La commission, trop clairvoyante pour se laisser amorcer par cette proposition, s'empressa de la rejeter; et, fidèle au système de ne rien dissimuler aux deux chambres, elle en instruisit les membres principaux, en leur répétant que quel que soit l'événement, «elle ne leur proposerait jamais rien de pusillanime ni de contraire à ses devoirs, et qu'elle défendrait jusqu'à la dernière extrémité l'indépendance de la nation, l'inviolabilité des chambres et la liberté et la sûreté des citoyens.»
Les représentans répondirent à cette déclaration, en mettant Paris en état de siége, et en votant une adresse à l'armée[76].
Braves soldats (portait cette adresse), un grand revers a dû vous étonner, mais non vous abattre. La patrie a besoin de votre constance et de votre courage. Elle vous a confié le dépôt de la gloire nationale, et vous répondrez à son appel.

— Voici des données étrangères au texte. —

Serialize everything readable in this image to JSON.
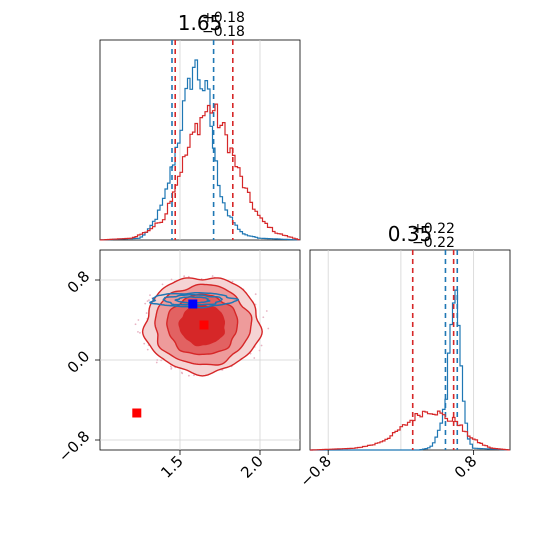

«Des plénipotentiaires ont été envoyés aux puissances alliées… le succès des négociations dépend de vous. Serrez-vous autour du drapeau tricolor, consacré par la gloire et le voeu national. Vous nous verrez, s'il le faut, dans vos rangs, et nous prouverons au monde que vingt-cinq années de sacrifices et de gloire ne seront jamais effacées, et qu'un peuple qui veut être libre, ne perd jamais sa liberté.
L'attitude de la chambre et du gouvernement ne rassura point le prince d'Eckmuhl. Il revint à la charge, et écrivit, dans la nuit du 29, au président de la commission, qu'il avait vaincu ses préjugés et ses idées, et qu'il reconnaissait qu'il n'existait plus d'autre moyen de salut, que de conclure un armistice et de proclamer sur-le-champ Louis XVIII.»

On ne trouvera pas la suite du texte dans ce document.